Peuple premier au Chili et en Argentine, les Mapuche combattent depuis des décennies pour une reconnaissance culturelle et politique. S’appuyant sur un fait-divers tragique, Paula Gonzalez Seguel porte sur scène leurs revendications avec puissance et poésie.
En 2016, une militante de trente-deux ans, Macarena Valdés, surnommée « La Negra », est tuée dans de troubles circonstances. En dépit d’une enquête concluant à la mise en scène d’un suicide, d’une mobilisation citoyenne relayée par le hashtag #AlaNegraLaMataron, aujourd’hui encore justice n’est pas rendue. Ce point de départ constitue la colonne vertébrale narrative de « Trewa ». Car malgré la fin de la dictature, malgré la commission de Vérité et Réconciliation de 1991, malgré le rapport Valech qui recueillit plus de 40 000 témoignages d’abus de l’ancien régime, les Mapuche sont les grands oubliés du travail mémoriel. La pièce s’assume dès lors comme pleinement documentaire, et lorsqu’une voix off délivre une litanie statistique, c’est d’abord comme la marque vertigineuse des persécutions subies par le peuple chilien et par les Mapuche en particulier.

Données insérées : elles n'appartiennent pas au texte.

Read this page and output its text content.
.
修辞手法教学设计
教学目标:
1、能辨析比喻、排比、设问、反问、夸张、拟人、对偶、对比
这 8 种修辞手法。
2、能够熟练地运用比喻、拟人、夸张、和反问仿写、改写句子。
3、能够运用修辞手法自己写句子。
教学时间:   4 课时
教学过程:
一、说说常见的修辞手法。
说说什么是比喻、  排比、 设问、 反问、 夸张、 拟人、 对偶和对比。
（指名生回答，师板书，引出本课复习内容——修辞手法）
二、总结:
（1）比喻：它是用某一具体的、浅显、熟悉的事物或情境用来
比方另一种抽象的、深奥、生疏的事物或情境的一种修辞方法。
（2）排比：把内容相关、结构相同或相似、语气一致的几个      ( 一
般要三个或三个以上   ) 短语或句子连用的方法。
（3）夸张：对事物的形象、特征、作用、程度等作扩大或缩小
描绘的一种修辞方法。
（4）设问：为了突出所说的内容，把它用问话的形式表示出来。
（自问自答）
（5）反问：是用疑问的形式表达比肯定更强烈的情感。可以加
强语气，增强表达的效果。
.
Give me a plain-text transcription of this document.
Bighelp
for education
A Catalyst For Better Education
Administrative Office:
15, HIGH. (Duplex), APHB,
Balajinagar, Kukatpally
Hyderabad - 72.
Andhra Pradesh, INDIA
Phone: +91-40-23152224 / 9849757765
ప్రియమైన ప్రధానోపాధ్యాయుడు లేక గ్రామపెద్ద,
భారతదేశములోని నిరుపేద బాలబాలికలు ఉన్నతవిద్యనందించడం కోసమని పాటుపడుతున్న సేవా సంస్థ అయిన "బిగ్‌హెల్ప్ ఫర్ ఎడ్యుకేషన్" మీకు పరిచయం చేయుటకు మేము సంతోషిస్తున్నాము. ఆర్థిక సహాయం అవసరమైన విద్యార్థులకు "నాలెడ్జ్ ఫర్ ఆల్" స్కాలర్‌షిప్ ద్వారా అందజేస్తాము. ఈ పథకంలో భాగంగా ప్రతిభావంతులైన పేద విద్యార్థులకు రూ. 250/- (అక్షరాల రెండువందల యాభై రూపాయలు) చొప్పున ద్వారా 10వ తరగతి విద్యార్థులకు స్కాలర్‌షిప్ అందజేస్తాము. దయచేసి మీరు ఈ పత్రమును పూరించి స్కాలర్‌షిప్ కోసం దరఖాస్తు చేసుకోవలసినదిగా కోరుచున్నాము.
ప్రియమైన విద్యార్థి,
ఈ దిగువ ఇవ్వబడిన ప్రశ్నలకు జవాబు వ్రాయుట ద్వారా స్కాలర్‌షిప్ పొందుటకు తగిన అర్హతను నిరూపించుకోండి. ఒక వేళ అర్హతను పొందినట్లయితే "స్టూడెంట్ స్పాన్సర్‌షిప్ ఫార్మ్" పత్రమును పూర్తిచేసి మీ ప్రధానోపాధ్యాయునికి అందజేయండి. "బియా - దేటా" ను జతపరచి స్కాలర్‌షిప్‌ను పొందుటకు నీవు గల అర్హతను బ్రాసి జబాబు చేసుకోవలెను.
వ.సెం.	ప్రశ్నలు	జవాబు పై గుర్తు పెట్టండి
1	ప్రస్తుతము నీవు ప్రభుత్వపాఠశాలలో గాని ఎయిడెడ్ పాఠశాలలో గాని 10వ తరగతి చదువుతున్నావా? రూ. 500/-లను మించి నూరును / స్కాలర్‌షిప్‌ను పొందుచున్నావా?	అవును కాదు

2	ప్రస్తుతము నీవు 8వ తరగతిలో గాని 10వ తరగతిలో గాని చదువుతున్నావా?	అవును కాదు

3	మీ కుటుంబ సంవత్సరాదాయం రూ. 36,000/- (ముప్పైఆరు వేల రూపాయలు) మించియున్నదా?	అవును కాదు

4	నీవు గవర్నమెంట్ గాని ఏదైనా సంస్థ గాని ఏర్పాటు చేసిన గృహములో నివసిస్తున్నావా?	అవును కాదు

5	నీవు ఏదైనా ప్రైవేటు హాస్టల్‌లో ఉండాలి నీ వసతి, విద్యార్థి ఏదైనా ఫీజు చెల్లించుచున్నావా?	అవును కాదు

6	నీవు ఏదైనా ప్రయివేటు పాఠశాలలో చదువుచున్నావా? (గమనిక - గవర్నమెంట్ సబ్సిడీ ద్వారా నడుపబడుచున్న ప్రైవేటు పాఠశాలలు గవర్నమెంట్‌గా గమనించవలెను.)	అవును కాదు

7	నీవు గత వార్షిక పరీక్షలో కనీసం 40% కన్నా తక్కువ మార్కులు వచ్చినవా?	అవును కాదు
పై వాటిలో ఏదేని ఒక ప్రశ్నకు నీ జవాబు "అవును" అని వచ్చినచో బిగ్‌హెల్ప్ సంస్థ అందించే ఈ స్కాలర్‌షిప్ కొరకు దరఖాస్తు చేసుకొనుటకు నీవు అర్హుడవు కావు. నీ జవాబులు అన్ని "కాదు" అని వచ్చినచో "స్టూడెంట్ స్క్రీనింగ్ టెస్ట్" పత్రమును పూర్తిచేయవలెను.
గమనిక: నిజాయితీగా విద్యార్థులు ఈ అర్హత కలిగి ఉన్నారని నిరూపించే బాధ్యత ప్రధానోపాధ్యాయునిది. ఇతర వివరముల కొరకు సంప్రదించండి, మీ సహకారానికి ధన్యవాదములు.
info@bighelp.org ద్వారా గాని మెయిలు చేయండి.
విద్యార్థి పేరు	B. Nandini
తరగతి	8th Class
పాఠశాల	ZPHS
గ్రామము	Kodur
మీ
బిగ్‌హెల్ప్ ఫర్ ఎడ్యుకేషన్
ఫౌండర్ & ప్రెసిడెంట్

Le plateau se divise en deux espaces qui résument le double enjeu de « Trewa » : à droite, l’intérieur, le décor ultraréaliste d’une maison en bois, le genius loci d’un peuple enraciné dans un territoire comme le confirme l’étymologie mapudungun du mot Mapuche (« gens de la terre ») ; à gauche, l’extérieur, un sol nu fait de neige et de vent, qui est tout autant les limbes et le domaine des esprits, où résonnent, derrière un écran translucide, les instruments traditionnels joués en live. Mais dans les deux cas, c’est bien le cœur d’un peuple que Paula Gonzalez Seguel met en scène. « Trewa » est la représentation d’un drame aussi intime que politique, aussi spectral que folklorique ; un écho aux desaparecidos de l’ère Pinochet qui hantent encore le Chili, aux « ombres infinies attendant justice », mais aussi aux larmes d’une famille endeuillée.
Femme, Mapuche et opposante politique, Macarena Valdés est une héroïne qui incarne l’intersectionnalité des luttes. Par sa mort, elle rappelle la collusion, trop souvent négligée, entre les régimes autoritaires et le libéralisme le plus cynique. Elle démontre cette double colonisation : de l’intérieur, par le gouvernement chilien lui-même, l’armée, les milices et tous les laquais qui servent un pouvoir corrompu ; mais aussi de l’extérieur par le néocolonialisme capitaliste, nécromant exploiteur aussi bien des peuples que de la nature. On pourra reprocher à « Trewa » sa trop grande démonstrativité, mais ce serait passer à côté de l’essentiel, car il y a là un vrai théâtre de l’urgence manifestant un double pouvoir performatif : celui de la volonté d’une prise de conscience, bien sûr, notamment du public occidental ; mais aussi une dimension exorciste, convoquant les esprits Mapuche pour guérir les blessures du monde. Car « Trewa » n’a rien du larmoyant plaidoyer éco-ethnico-politique. La troupe qui est sur scène est le porte-parole, au-delà de ses frontières, d’un peuple dont il offre la « voix de la blessure sans fin ».